Scrapping the VAT refund scheme is not expected to affect the overall business of the larger global brands, however. “It does not make a huge brand difference,” says Jean Christophe Babin, chief executive of Bulgari. “But it penalizes UK economy and it makes the UK less attractive as a destination when we think about the global market for attracting tourist revenue. The fact that London will become less competitive against Paris or Milan is not good news for British retail. The disadvantage is clear but I don’t see so many advantages.”
He says the UK government is “mistaken” if it reckons it will receive more tax revenue. “Many of the foreign tourists buy [when travelling] because it is cheaper. If they compare with tax-free prices [in Paris] at Galeries Lafayette or Charles de Gaulle [airport] they will prefer to shop there; it will not be a gain for the UK government as they will shop less.”
Michael Ward, chief executive of Harrods, fears that Mr Babin will be proved right. “Pricing is very sensitive across Europe and people choose where they shop,” he says. “Our sweet point in watches is in the £10-25,000 range and making a saving of £2000 is a relatively straightforward choice.” He also fears for the impact on other luxury goods, from Scottish cashmere to Northampton-made shoes.

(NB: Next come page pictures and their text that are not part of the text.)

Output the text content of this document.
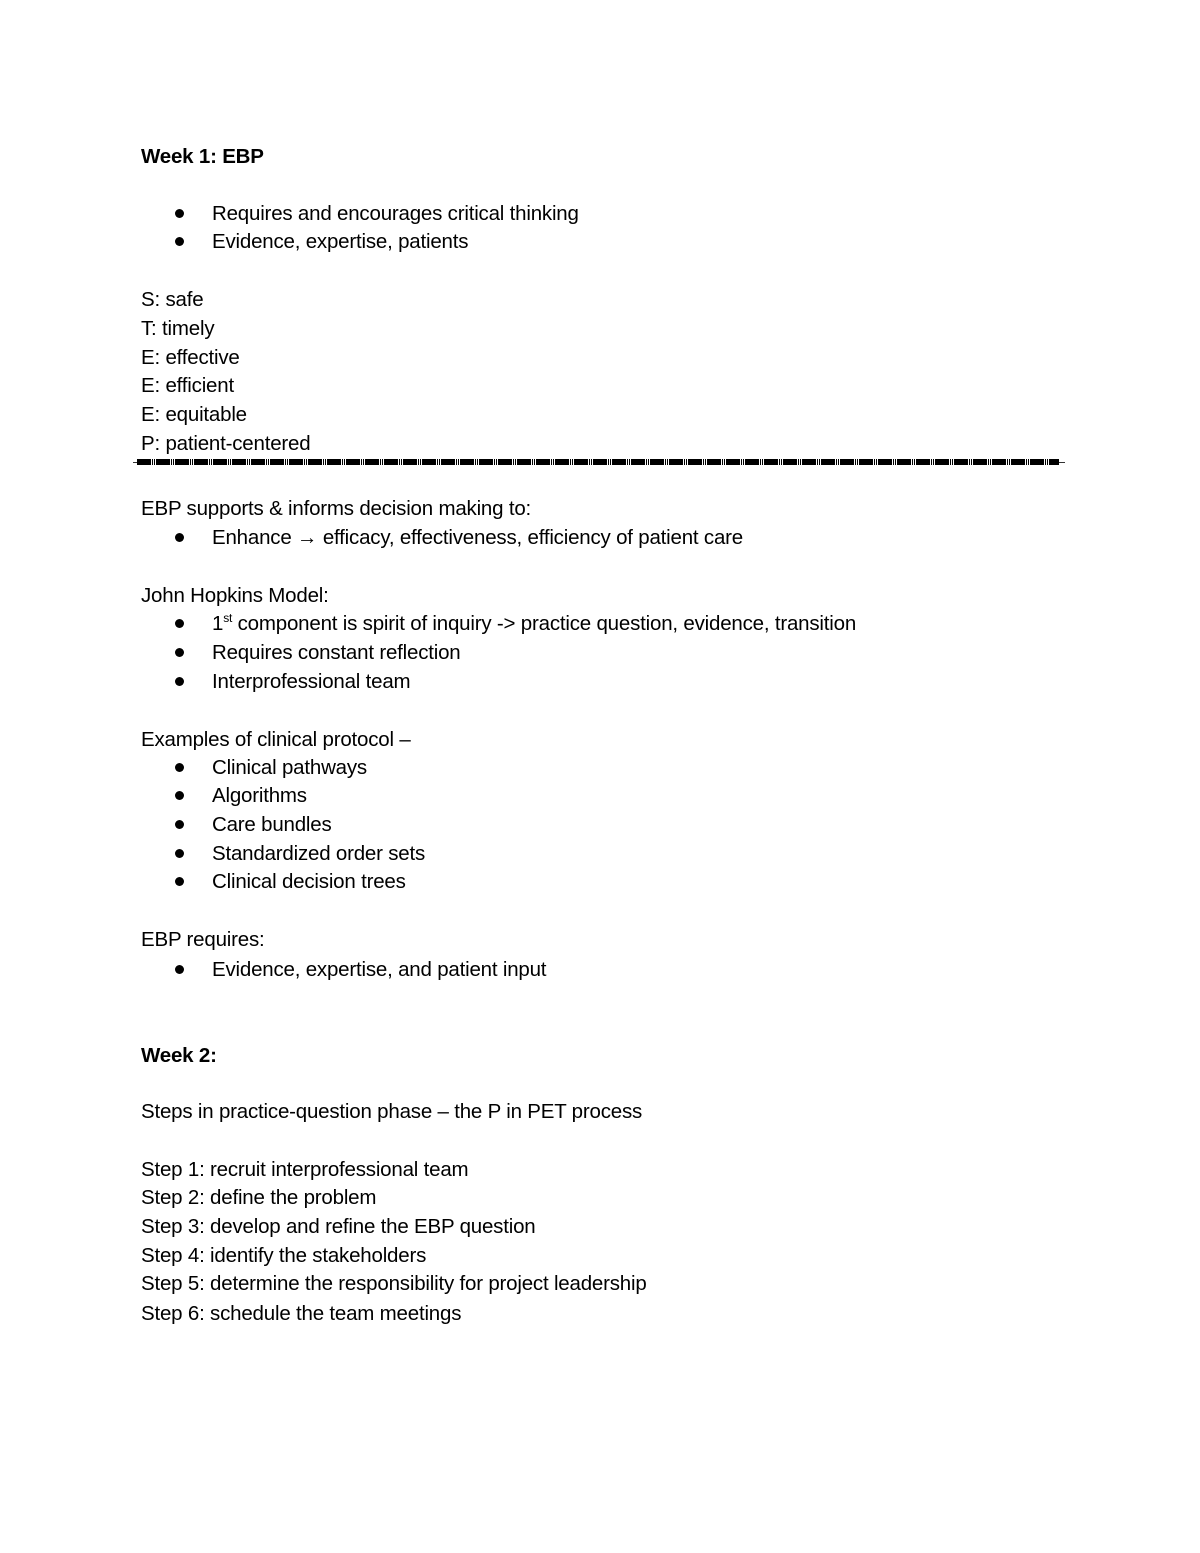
Week 1: EBP
Requires and encourages critical thinking
Evidence, expertise, patients
S: safe
T: timely
E: effective
E: efficient
E: equitable
P: patient-centered
EBP supports & informs decision making to:
Enhance → efficacy, effectiveness, efficiency of patient care
John Hopkins Model:
1st component is spirit of inquiry -> practice question, evidence, transition
Requires constant reflection
Interprofessional team
Examples of clinical protocol –
Clinical pathways
Algorithms
Care bundles
Standardized order sets
Clinical decision trees
EBP requires:
Evidence, expertise, and patient input
Week 2:
Steps in practice-question phase – the P in PET process
Step 1: recruit interprofessional team
Step 2: define the problem
Step 3: develop and refine the EBP question
Step 4: identify the stakeholders
Step 5: determine the responsibility for project leadership
Step 6: schedule the team meetings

Mr Ward says a previous consultation on the VAT refund scheme did not make any mention that it was to be withdrawn. “We all thought that it would be around how we put an electronic system in place,” he says. “I think that, if I am being generous, the consultation process took place while most businesses were closed down during Covid and I don’t think the government understands the elasticity of demand in the luxury goods sector.” But however generous Mr Ward is being, he is plain-spoken about the consequences. “We have been told by the major luxury brands that if this goes through, they will not invest in London.”

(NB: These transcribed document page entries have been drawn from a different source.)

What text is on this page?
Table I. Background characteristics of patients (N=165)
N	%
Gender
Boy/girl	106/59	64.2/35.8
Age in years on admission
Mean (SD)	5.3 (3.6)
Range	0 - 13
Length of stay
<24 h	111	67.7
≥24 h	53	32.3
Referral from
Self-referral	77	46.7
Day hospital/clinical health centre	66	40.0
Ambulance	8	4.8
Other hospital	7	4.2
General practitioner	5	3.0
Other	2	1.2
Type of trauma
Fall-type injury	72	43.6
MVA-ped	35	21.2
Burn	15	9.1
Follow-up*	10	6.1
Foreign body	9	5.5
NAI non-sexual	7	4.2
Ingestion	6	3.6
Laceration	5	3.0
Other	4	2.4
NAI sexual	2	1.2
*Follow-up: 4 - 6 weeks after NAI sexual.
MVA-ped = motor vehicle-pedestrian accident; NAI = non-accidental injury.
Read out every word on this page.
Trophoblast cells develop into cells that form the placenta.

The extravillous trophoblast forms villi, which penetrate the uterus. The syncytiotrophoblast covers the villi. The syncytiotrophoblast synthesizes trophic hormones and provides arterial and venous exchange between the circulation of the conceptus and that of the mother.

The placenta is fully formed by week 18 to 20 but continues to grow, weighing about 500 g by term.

But Mr Duffy feels there is still time to act. “It will push many over the edge of financial viability and result in store closures and increased unemployment. There will be knock-on effects on construction as retailers pull back on investment. It will have repercussions throughout the UK, particularly in tourist destinations like London and Edinburgh but honestly all cities. We are hopeful that the government are listening to the tsunami of feedback.”
According to Lord Vaizey, the chancellor is currently receiving feedback from worried MPs. “It is a surprising own goal from a remarkably sure-footed chancellor. I know there are lots of MPs concerned about this, not just in London, and I hope that we can have a dialogue with the Treasury.”